Yargı: Göğsümüze bastırırken kırdıklarımız

Yargı: Göğsümüze bastırırken kırdıklarımız
“Ve insan kırar. Göğsüne bastırırken sevdiği şeyi…”
Louis Aragon
 
Sevgi iyileştirir derler. Belki de bazen canımızı yakan, bizi kıran şey de sevginin ta kendisidir.

Geçtiğimiz pazar gecesi yayınlanan Yargı’nın yeni bölümünde sarılması gereken yaralar sarılmayıp, doğru ilaç sürülüp yaraya merhem olmazsa; üzeri örtülüp ufak bir yara bandı kondurulursa yaranın ileride tekrardan kanamaya başlayacağını izledik. Hatta zamanında yapılmayan tedaviler yaranızın çoktan iyileşmesi gerekirken daha da kötüleşmesine sebep olabilirmiş. Ilgaz ve Ceylin çifti her sahnesinde bize bu mesajı verdi.

Sezonu çok derin bir yarayla açmıştı Yargı dizisi. İlerleyen bölümlerde Ilgaz ve Ceylin bu yaranın acısıyla bambaşka şekillerde baş etmeye çalıştığını izledik. Ardından Mercan’ın gelmesiyle yara bir anda kayboldu. Daha doğrusu Ilgaz ve Ceylin kaybolduğunu sandılar. Ancak oradaydı. Evli, mutlu, çocuklu bir aile izliyor gibiydik. Mercan ile birlikte Ilgaz ve Ceylin’in hayatında güneş sanki yeniden doğmuştu. Hani çok güzel bir rüya görürken etraf güneşli, bembeyaz ve masmavidir ya onlar da bu rüyadan uyanmak istemediler aslında. Çünkü uyanırlarsa yaralarının acısı onları yoklayabilirdi. Ancak ne kadar bu uyanıştan kaçsalar da kalp kırıklığa fazla dayanabilen bir organımız değil maalesef. Bu yüzden bir noktada acıya dayanamadı kırıldı ve kırdı.

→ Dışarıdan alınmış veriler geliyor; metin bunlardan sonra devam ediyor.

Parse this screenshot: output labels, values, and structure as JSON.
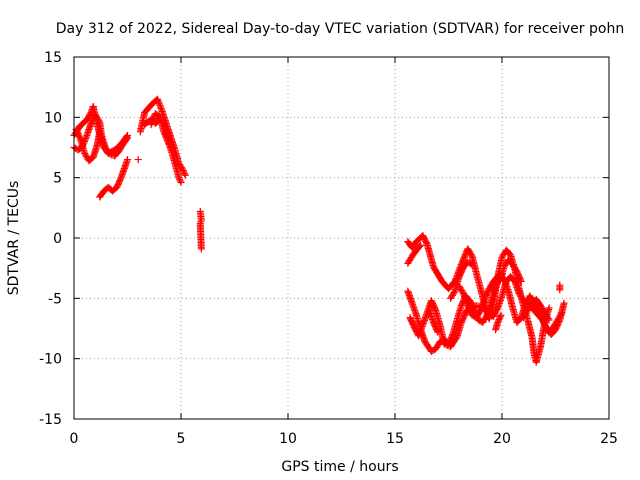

Bence Ilgaz ve Ceylin’in yüzleşmeleri çok gecikmiş sahnelerdi. Evlenmeden önce konuşmaları gereken olaylardı. Evlenmeden öncesini geçtim sonrasında da konuşmamaya devam ettiler. Sanki Ceylin’in kalbi hiç kırılmamış, Ilgaz kendini hiç suçlamıyormuş gibi yaşamaya devam ettiler korkunç bir şekilde. Hatta bu süreçte birlikte güldüler, çocuklarıyla oyunlar oynadılar, seviştiler… İnsanın kendini kandırması çok korkunç gerçekten. Kendimizi kandırıp yaramızı sakladığımızda sonuç çok daha vahim oluyor çünkü. Hatırlayın; küçükken, sokakta oynarken düşüp bir yerimizi incittiğimizde annemize söylemez, saklardık. Bize kızar, sözleriyle canımızı acıtır diye. Ama annemiz er ya da geç anlardı ve aslında hiçbir şey korktuğumuz gibi olmazdı. Tamam, evet belki biraz azar yerdik ama bir daha düşmeyelim diye. Annemiz yaramızı sarardı ve iyileşirdik. Ilgaz ve Ceylin de yaralarını birbirlerinden sakladılar. Hiç yaralanmamışlar gibi. Üstelik bu yara fiziksel de değildi, duygusaldı ve duyguları biriktirmek asla sağlıklı değildir.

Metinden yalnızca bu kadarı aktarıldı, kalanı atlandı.